Bu durumun nitelik açısından sorunlara neden olduğu ifade ediliyor. Bu eleştirilere katılır mısınız?

Asla bu eleştirileri kabul edemem. Benim annem ve babam da hekimdi. Kendi sağlık kurumlarımızda iki yüze yakın hekim var. Ben altı sene okuyan, sonra sabahlara kadar nöbet tutan, mesleki yeterlilik sınavlarından başarılı olan doktorların, niteliksiz olarak değerlendirilmesini kabul edemem. İçerisinde daha başarılı doktorlar var mıdır, vardır. Bunlar olabilir ama nitelik konusunu ağzıma bile almam, çünkü benim aldığım eğitimle onların aldığı eğitim arasında dünyalar kadar fark var. Benim vicdan anlayışımla onların vicdan anlayışı arasında dünyalar kadar fark vardır. Dolayısıyla ne Türk sağlık kurumlarına ne de hekimlerine asla laf söyletmem. İstisnalar yok mudur, vardır. İstisnaların kaideyi bozmasına müsaade etmemeliyiz.

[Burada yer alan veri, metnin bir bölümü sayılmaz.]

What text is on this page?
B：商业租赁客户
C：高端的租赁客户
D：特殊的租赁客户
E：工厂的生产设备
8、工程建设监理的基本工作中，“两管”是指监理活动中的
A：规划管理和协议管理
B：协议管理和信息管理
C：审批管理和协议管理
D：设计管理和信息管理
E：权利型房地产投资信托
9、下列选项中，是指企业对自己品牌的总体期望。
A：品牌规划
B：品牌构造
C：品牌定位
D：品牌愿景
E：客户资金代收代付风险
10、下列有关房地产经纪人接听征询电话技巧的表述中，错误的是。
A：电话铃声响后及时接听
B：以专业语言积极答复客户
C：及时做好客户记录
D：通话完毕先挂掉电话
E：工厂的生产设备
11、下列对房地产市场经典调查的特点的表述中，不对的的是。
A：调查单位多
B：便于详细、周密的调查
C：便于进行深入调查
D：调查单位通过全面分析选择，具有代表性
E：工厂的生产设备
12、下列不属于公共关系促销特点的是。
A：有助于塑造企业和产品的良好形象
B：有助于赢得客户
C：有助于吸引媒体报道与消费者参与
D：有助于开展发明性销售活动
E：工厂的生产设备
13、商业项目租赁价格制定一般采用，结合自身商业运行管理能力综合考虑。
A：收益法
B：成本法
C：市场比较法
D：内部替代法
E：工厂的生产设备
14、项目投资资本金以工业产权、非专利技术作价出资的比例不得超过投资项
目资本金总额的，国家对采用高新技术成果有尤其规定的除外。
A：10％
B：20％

Sağlık alanında fiyatların çok arttığı yönünde bir söylem var. Konu ile ilgili neler söylemek istersiniz?

Özellikle dövize bağlı girdiler nedeniyle sağlık enflasyonunun daha yüksek seyretmesi nedeniyle, fiyatların arttığı doğrudur. Ancak OECD ülkeleri içerisinde hem kişi başı hem de gayri safi millî hasıladaki payı açısından en az sağlık harcaması yapan ülkeyiz. Ancak sağlık girdilerindeki artış ve SGK’nın SUT fiyatlarını son 10 yıldır özel sektör için büyük ölçüde sabitlemesi nedeniyle, bu durumun sürdürülmesi mümkün görünmemektedir.  Rahmetli annem de hep sağlığın pahalı bir iş olduğunu söylerdi. Diğer taraftan sağlık hizmeti ucuzlatılabilecek bir hizmet değildir. Ancak maliyetler hasta odaklı dengelenebilir. Bunun için de bilgi birikimi lazım.

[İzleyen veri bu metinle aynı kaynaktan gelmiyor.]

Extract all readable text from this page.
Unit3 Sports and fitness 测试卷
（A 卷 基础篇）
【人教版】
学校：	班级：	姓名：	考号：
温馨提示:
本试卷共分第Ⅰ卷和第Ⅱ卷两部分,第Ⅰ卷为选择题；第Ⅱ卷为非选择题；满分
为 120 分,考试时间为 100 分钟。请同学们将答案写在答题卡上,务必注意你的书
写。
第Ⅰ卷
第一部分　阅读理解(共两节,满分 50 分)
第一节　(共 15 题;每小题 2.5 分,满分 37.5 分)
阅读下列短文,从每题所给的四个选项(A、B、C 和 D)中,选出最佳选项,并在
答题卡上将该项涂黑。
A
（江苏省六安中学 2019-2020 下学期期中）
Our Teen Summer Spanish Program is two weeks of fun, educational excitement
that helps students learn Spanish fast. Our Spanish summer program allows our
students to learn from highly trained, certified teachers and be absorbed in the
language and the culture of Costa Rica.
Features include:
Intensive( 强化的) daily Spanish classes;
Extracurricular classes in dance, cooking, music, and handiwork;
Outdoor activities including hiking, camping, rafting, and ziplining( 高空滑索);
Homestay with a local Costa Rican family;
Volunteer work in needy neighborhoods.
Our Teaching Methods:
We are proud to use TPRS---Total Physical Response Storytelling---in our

Bakın dünyada ekonomik daralma yaşanıyor. Yaşam süreleri uzuyor. Nüfus artıyor. Dolayısıyla dengeler bozuldu. İnsanların emeklilik sonrası geçirdiği yirmi-yirmi beş yıl ve bu dönemdeki sağlık ve bakım giderleri ülkelerin bütçelerine bir yük oluşturuyor. Bunlar yaşanan gerçekler. İkincisi tıp bilimi, teknolojik gelişmelerle, Ar-Ge çalışmaları ile insanoğlunu yaşatıyor. Şimdi biz geçiş dönemini yaşıyoruz. Dolayısıyla bu gerçeklerle yaşamayı öğrenip, 65 yaş sonrası bakım meselesini gündemimize alıp ona göre stratejiler oluşturacağız. Sadece biz değil, dünyada bu stratejileri oluşturmakta.

Sağlık hizmetlerine ulaşım konusunda Türkiye’nin gelişmiş bir yapısı olduğunu belirtmiştiniz. Bu konuyu biraz açar mısınız?

Türkiye’deki sosyal sigortalar kapsayıcılığı hiçbir ülkede yok. Ayrıca kişi başı hekime başvuru oranı yüzde 8.3 ile OECD ülkelerinin çok üzerinde. Ayrıca ilaca, tetkik hizmetlerine, ameliyat ve yatarak tedavi hizmetlerine erişim açısında birçok gelişmiş ülkeye göre çok daha kolay sağlık hizmetine ulaşabilmektedirler vatandaşlarımız. Başta İngiltere olmak üzere insanlar kritik ameliyatlar için bile 6 aydan fazla sıra beklemektedirler. Ülkemiz artık dünyadaki sağlık ihracatçısı ilk 5-6 ülke arasında yer almaktadır.  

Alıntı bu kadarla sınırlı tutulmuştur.